Soo Kwan-Ming, Lin Tsung-Ying, Chen Chao-Wen, Lin Yen-Ko, Kuo Liang-Chi, Wang Jaw-Yuan, Lee Wei-Che, Lin Hsing-Lin
Division of Trauma, Department of Surgery, Kaohsiung Medical University Hospital, Kaohsiung Medical University, Kaohsiung 807, Taiwan ; Department of Emergency Medicine, Kaohsiung Medical University Hospital, Kaohsiung Medical University, Kaohsiung 807, Taiwan.
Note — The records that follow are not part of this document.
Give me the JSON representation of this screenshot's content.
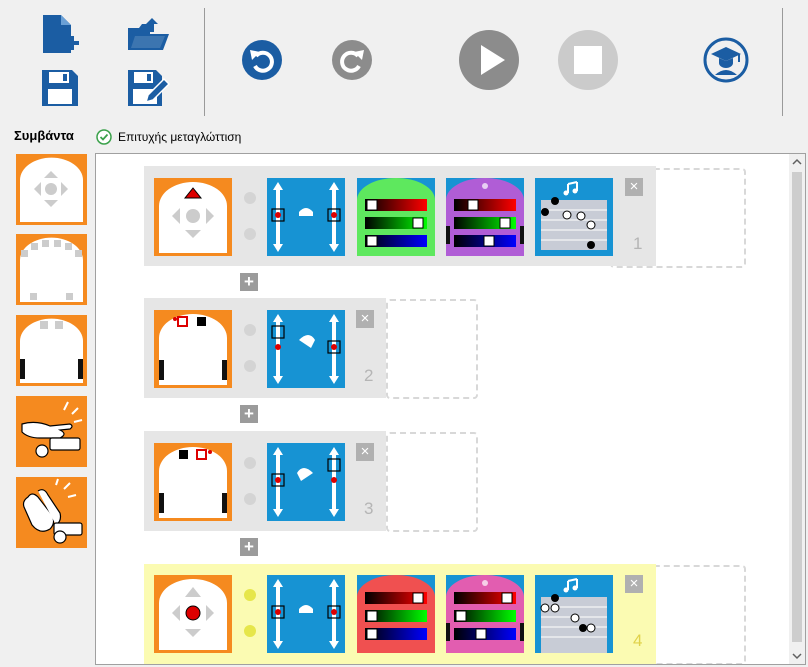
{
  "toolbar": {
    "buttons": [
      "new-file",
      "open-file",
      "save",
      "save-as",
      "undo",
      "redo",
      "run",
      "stop",
      "teacher-mode"
    ]
  },
  "sidebar": {
    "title": "Συμβάντα"
  },
  "status": {
    "text": "Επιτυχής μεταγλώττιση"
  },
  "program": {
    "rows": [
      {
        "number": "1",
        "highlighted": false
      },
      {
        "number": "2",
        "highlighted": false
      },
      {
        "number": "3",
        "highlighted": false
      },
      {
        "number": "4",
        "highlighted": true
      }
    ],
    "add_label": "+",
    "delete_label": "×"
  },
  "colors": {
    "orange": "#f58a1f",
    "blue": "#1793d3",
    "icon_blue": "#1b5da3",
    "row_gray": "#e6e6e6",
    "row_yellow": "#fbfbb2"
  }
}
Division of Trauma, Department of Surgery, Kaohsiung Medical University Hospital, Kaohsiung Medical University, Kaohsiung 807, Taiwan ; Department of Emergency Medicine, Kaohsiung Medical University Hospital, Kaohsiung Medical University, Kaohsiung 807, Taiwan ; Faculty of Medicine, College of Medicine, Kaohsiung Medical University, Kaohsiung 807, Taiwan ; Graduate Institute of Medicine, Kaohsiung Medical University, Kaohsiung 807, Taiwan.
Biomed Res Int. 2015;2015:124969. doi: 10.1155/2015/124969. Epub 2015 Jan 5.
Blunt spleen injury is generally taken as major trauma which is potentially lethal. However, the management strategy has progressively changed to noninvasive treatment over the decade. This study aimed to (1) find out the incidence and trend of strategy change; (2) investigate the effect of change on the mortality rate over the study period; and (3) evaluate the risk factors of mortality.
We utilized nationwide population-based data to explore the incidence of BSI during a 12-year study period. The demographic characteristics, including gender, age, surgical intervention, blood transfusion, availability of CT scans, and numbers of coexisting injuries, were collected for analysis. Mortality, hospital length of stay, and cost were as outcome variables.
578 splenic injuries were recorded with an estimated incidence of 48 per million per year. The average 12-year overall mortality rate during hospital stay was 5.28% (29/549). There is a trend of decreasing operative management in patients (X (2), P = 0.004). The risk factors for mortality in BSI from a multivariate logistic regression analysis were amount of transfusion (OR 1.033, P < 0.001, CI 1.017-1.049), with or without CT obtained (OR 0.347, P = 0.026, CI 0.158-0.889), and numbers of coexisting injuries (OR 1.346, P = 0.043, CI 1.010-1.842).
Although uncommon of BSI, management strategy is obviously changed to nonoperative treatment without increasing mortality and blood transfusion under the increase of CT utilization. Patients with more coexisting injuries and more blood transfusion had higher mortality.
钝性脾损伤通常被视为具有潜在致命性的重大创伤。然而,在过去十年中,治疗策略已逐渐转向非侵入性治疗。本研究旨在:(1)找出治疗策略改变的发生率和趋势;(2)调查研究期间治疗策略改变对死亡率的影响;(3)评估死亡的危险因素。
我们利用全国基于人群的数据,探讨了12年研究期间钝性脾损伤的发生率。收集了人口统计学特征,包括性别、年龄、手术干预、输血情况、CT扫描的可及性以及并存损伤的数量,用于分析。将死亡率、住院时间和费用作为结果变量。
记录了578例脾损伤,估计每年每百万人口中有48例。住院期间12年的总体平均死亡率为5.28%(29/549)。患者接受手术治疗的趋势呈下降趋势(X(2),P = 0.004)。多因素逻辑回归分析显示,钝性脾损伤患者死亡的危险因素包括输血量(OR 1.033,P < 0.001,CI 1.017 - 1.049)、是否进行CT检查(OR 0.347,P = 0.026,CI 0.158 - 0.889)以及并存损伤的数量(OR 1.346,P = 0.043,CI 1.010 - 1.842)。
尽管钝性脾损伤并不常见,但在CT利用率增加的情况下,治疗策略明显转向非手术治疗,且未增加死亡率和输血量。并存损伤较多且输血量较大的患者死亡率较高。